Selon Patrick Mirouse, une fois l'obtention du permis de conduire, les quelques mois qui suivent représentent une "zone de sur-risque" en raison de l'acquisition d'expérience et de confiance des nouveaux conducteurs. Le groupe d'auto école ECF propose ainsi depuis quelques années des rendez-vous "post-permis" qui consistent en une journée de perfectionnement, de sensibilisation et d'échanges. "On propose de rendre ce rendez-vous obligatoire avec le passage du permis à 17 ans pour accompagner cette période de risque", indique Patrick Mirouse.
Sujet radio: Blandine Levite
Adaptation web: Lara Donnet
Et dans les autres pays?
Tout comme en Suisse, l'écrasante majorité des pays européens fixe un âge légal du permis de conduire à 18 ans.
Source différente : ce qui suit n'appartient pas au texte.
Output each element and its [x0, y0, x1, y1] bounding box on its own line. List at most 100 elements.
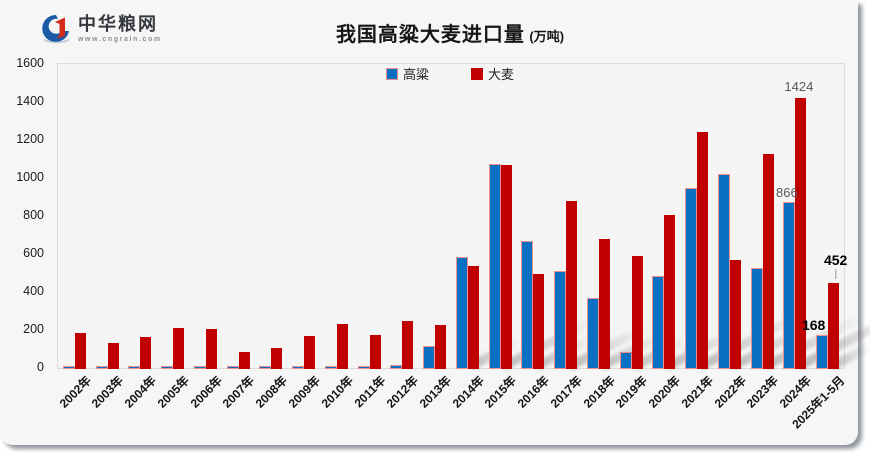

En Islande, en Irlande, au Royaume-Uni ou en Slovaquie en revanche, l'obtention du permis de conduire est possible dès 17 ans. C'est aussi le cas en Australie dans la plupart des régions.
Aux Etats-Unis, on peut conduire seul dès l'âge de 16 ans.
Des limitations strictes
En Australie par exemple, à 17 ans, les permis de conduire sont probatoires pendant trois ans. Pendant une année, de nombreuses restrictions s'appliquent: les conducteurs ne peuvent avoir qu'un seul passager de moins de 21 ans dans leur véhicule le soir entre 22h et 5h du matin. Dans certains Etats, il leur est carrément interdit de conduire durant ces heures nocturnes.
Dans d'autres régions du pays, les jeunes conducteurs sont soumis à des limitations de vitesse plus restrictives. Par ailleurs l'Australie, interdit formellement, pendant toute la période probatoire, la manipulation du téléphone portable au volant, même à l'arrêt.